The silencing of plague chatter by medical workers no doubt led to the illness of some twenty-seven residents and the preventable deaths of seven; after all, the bubonic plague can be treated with antibiotics if it is caught early enough. The delay in informing people about the means of transmission and about how to handle the highly infectious sick and dead put people at risk of developing and spreading the more lethal pneumonic strain, which has since broken out in other parts of the island.
In Madagascar, rats are the main source from which the plague jumps to humans via flea bites. The blood of rats is rich with the plague bacillus, Yersinia pestis. In Amparafaravola, the outbreak peaked during the warm, rainy season, when fleas are abundant and people store mounds of unhulled rice inside or near their homes, unwittingly luring rats into close quarters. Throughout Madagascar, the incidence of the plague has risen over the past few years due to urban overcrowding and poor sanitation, which increases rat-human contact; climate change, which affects the population dynamics of rodents and fleas; and rampant deforestation, which induces rats to migrate into agricultural fields and settlements (McCauley et al. 2015).
Pesticide and antibiotic resistance, difficulties in developing vaccines quickly, and the tangled mix of factors triggering zoonotic outbreaks leave us in thrall to biotechnology, despite pervasive ambivalence about what it means to sculpt evolution. Genetic modification techniques represent a thorny path toward the future, promising to defuse the ticking time bomb of certain problem insects even as they fortify the boundaries of our own posthuman species.

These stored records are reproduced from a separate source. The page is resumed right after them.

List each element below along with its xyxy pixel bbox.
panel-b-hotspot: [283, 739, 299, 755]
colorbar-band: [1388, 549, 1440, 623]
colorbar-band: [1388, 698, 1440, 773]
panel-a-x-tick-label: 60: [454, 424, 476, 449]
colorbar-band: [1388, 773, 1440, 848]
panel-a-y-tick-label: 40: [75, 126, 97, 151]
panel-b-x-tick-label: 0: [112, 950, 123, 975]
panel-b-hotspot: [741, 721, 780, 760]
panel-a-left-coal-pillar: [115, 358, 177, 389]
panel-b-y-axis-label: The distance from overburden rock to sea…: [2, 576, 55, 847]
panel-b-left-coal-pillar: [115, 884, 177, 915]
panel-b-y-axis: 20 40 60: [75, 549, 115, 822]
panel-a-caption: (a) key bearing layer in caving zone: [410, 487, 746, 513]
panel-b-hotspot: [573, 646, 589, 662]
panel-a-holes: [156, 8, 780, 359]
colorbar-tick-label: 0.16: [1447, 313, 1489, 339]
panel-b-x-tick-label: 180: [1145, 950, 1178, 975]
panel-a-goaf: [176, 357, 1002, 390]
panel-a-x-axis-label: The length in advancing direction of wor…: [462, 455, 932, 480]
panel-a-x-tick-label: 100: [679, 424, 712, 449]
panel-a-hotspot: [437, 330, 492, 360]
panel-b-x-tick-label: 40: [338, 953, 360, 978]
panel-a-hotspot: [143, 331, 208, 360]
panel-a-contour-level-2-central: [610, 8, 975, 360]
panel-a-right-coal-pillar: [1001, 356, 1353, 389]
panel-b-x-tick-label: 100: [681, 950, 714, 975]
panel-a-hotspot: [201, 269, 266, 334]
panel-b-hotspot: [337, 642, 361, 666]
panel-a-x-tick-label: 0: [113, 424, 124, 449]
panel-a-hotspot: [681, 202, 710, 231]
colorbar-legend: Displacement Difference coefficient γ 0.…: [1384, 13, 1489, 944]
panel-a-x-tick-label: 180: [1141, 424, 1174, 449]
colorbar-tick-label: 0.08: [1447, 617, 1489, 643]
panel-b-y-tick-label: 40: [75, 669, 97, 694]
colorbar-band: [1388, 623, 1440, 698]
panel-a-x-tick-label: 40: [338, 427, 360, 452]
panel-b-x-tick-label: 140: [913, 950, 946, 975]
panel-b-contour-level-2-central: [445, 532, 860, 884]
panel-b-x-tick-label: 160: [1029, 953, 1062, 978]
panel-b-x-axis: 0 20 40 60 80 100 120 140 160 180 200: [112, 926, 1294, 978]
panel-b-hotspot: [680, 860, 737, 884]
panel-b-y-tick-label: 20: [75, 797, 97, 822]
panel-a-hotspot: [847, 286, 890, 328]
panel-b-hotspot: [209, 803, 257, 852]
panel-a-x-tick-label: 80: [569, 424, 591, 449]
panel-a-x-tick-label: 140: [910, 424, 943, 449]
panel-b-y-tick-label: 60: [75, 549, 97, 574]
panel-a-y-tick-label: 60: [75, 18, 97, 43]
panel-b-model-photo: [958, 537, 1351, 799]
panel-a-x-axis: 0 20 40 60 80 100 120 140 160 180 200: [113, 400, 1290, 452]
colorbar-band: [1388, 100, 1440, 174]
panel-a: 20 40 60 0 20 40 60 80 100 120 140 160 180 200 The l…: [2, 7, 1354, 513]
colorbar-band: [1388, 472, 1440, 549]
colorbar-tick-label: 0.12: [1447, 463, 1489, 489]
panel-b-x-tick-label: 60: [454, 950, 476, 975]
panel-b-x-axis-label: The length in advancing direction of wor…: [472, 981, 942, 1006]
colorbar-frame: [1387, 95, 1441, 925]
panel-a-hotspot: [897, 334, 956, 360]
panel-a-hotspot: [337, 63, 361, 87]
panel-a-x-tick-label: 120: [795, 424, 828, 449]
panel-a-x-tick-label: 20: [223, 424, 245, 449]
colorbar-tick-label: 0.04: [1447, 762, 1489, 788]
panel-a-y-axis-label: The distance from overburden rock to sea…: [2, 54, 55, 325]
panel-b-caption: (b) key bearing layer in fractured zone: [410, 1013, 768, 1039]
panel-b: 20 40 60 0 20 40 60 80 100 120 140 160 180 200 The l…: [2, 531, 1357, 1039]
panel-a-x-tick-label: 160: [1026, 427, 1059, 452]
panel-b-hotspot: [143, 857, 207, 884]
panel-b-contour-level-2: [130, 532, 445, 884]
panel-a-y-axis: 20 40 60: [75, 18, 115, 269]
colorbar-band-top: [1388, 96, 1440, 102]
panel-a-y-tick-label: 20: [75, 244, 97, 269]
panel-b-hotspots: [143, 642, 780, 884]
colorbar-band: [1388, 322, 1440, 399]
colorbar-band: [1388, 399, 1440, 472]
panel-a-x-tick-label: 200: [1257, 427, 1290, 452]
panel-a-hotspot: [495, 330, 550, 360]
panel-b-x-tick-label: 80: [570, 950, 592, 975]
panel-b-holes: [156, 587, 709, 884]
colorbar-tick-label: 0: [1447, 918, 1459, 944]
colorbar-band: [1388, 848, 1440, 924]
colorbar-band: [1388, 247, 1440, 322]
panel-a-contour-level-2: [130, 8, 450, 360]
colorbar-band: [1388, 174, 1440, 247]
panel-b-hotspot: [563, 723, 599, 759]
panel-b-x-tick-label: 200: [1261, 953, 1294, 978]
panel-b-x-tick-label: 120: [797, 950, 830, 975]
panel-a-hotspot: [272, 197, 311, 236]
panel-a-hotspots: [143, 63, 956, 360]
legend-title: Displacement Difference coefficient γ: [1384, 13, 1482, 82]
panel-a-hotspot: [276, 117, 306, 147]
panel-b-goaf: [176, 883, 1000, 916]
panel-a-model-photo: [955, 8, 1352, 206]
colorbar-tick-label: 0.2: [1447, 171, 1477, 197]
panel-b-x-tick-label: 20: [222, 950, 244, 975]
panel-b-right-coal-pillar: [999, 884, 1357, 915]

Barrett, Ron. 2010. “Avian Influenza and the Third Epidemiological Transition.” In Plagues and Epidemics: Infected Spaces Past and Present, edited by D. Ann Herring and Alan C. Swedlund, 81–94. Oxford: Berg.
Deleuze, Gilles, and Félix Guattari. 1987. A Thousand Plateaus: Capitalism and Schizophrenia. Translated by Brian Massumi. London: Continuum.
Kirksey, Eben. 2015. “Species: A Praxiographic Study.” Journal of the Royal Anthropological Institute 21, no. 4: 758–80.
McCauley, Douglas J., Daniel J. Salkeld, Hillary S. Young, Rhodes Makundi, Rodolfo Dirzo, Ralph P. Eckerlin, Eric F. Lambin, Lynne Gaffikin, Michele Barry, and Kristofer M. Helgen. 2015. “Effects of Land Use on Plague (Yersinia pestis) Activity in Rodents in Tanzania.” American Journal of Tropical Medicine and Hygiene 92, no. 4: 776–83.